What’s the difference between artificial intelligence and machine learning?
There are two classes of artificial intelligence (AI): general (aka strong or full) and applied (aka narrow or weak). Applied is designed to handle specific tasks and is much more common than general, which attempts to be intelligent in the way one would think of an intelligent person — and may always be the stuff of science fiction. This article will confine itself to applied AI.
Machine learning (ML) does not exist on its own but is a subset of AI. It has been said that without machine learning artificial intelligence cannot progress.
I had a physics professor who said there are two types of problems: impossible and trivial. Any problem you haven’t solved yet is impossible. Once solved, it becomes trivial. Something similar can be said of AI: tasks that once were considered so difficult that they could be handled (if they could be handled at all) only by artificial intelligence are now done routinely, so one could say that artificial intelligence is a moving target.

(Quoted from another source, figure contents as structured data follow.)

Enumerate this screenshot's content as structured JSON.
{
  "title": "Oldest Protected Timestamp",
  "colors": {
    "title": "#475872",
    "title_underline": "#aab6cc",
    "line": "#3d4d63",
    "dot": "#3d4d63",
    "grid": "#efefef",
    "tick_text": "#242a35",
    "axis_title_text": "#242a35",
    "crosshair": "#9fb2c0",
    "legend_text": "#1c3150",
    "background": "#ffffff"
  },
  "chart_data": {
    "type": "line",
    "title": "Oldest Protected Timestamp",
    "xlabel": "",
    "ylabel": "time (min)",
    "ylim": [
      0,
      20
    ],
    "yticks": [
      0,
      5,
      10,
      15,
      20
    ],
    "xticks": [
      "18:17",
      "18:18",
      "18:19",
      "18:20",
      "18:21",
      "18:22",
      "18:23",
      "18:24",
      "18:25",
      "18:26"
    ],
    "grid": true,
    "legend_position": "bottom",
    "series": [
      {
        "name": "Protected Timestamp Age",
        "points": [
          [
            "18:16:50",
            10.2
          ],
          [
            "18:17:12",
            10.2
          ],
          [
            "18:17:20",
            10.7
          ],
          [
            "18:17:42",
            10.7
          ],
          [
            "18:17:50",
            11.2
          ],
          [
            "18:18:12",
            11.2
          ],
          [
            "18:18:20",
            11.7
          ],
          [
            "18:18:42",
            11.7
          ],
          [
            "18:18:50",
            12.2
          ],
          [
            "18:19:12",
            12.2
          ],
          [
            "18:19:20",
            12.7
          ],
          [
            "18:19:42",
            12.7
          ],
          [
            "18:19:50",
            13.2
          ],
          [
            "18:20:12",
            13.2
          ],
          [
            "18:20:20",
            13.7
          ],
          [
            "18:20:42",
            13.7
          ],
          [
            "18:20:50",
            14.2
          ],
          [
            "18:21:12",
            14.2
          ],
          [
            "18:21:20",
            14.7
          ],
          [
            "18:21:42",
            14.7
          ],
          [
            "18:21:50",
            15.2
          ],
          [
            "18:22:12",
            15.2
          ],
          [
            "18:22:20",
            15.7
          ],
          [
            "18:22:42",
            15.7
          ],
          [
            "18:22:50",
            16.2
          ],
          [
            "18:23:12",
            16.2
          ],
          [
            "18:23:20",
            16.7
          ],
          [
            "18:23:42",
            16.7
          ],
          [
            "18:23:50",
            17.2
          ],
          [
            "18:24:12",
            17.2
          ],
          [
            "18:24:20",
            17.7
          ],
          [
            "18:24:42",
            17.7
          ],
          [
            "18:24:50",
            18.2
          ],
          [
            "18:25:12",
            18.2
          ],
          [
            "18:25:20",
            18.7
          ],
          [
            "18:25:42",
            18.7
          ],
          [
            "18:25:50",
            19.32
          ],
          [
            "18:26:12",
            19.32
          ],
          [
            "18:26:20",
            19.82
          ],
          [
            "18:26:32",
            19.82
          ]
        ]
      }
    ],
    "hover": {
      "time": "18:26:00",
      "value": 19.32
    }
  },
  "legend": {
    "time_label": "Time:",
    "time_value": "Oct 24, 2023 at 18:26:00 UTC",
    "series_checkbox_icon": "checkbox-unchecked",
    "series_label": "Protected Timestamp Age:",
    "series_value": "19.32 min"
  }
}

“in machine learning, performance is usually evaluated with respect to the ability to reproduce known knowledge, while in knowledge discovery and data mining (KDD) the key task is the discovery of previously unknown knowledge.” Data mining can also be called unsupervised learning.
ML versus rule-based systems
A rule-based system, as the name implies, uses a defined set of rules — generally expressed as a set of “if-then” statements — to tell the machine what to do in every situation. Each decision can, of course, lead to other decisions. An expert system is an example of a rule-based system.
There is also rule-based machine learning, in which the system uses incoming data to create new rules.
Machine learning applications
Current applications of machine learning include image recognition, speech recognition, medical diagnosis, statistical arbitrage (uses in securities trading), learning associations (uses in marketing), prediction (also used in marketing), and information extraction, “the process of extracting structured information from unstructured data.”
Machine learning and neural networks
A machine can learn by simply observing its environment, which sounds easy but turns out to be difficult to implement; by trying things at random and being rewarded for right answers; or by being taught (supervised learning): “When inputs are [A] the correct answer is [X]; when inputs are [B] the correct answer is [Y].” A special case of machine learning is a neural network. Essentially a group of electronic neurons (“nodes,” in neural network parlance) whose connections to each other can be initiated, terminated and modified (weighted) as a result of experience, a neural network is fed a set of inputs (the larger, the better, in general), and creates one or more outputs. In the purest case, the system has no prior “knowledge” of the problem to be solved, so the first set of outputs will be completely wrong when compared to the desired output. The system then tries again, comparing the new output to that desired. The process iterates thousands of times, with those connections between neurons associated with closer-to-correct results being strengthened, and other weakened. After enough repetitions, the system will, in theory, come up with the right answer every (or almost every) time.
While a neural network can come up with highly effective ways to solve a problem, the learning process can take a long time, which is why it’s common to train neural networks. It also suffers from the drawback of being essentially a black box. The system cannot explain how it comes up with its answers. One could make the argument that it is, therefore, an example of Clark’s Third Rule: “Any sufficiently advanced technology is indistinguishable from magic.”
A simple neural network consists of three logical layers: the input layer accepts incoming data. The Output layer presents results. Between is a hidden layer. More complex systems, with multiple hidden layers, are used for deep learning, currently used for such complex pattern-recognition tasks as recognizing faces, reading their expressions, and so on. Despite some well-publicized failures (multi-racial facial recognition, for example), the field is developing very rapidly, driven by such deep-pocketed companies as Google, and represents the future of artificial intelligence.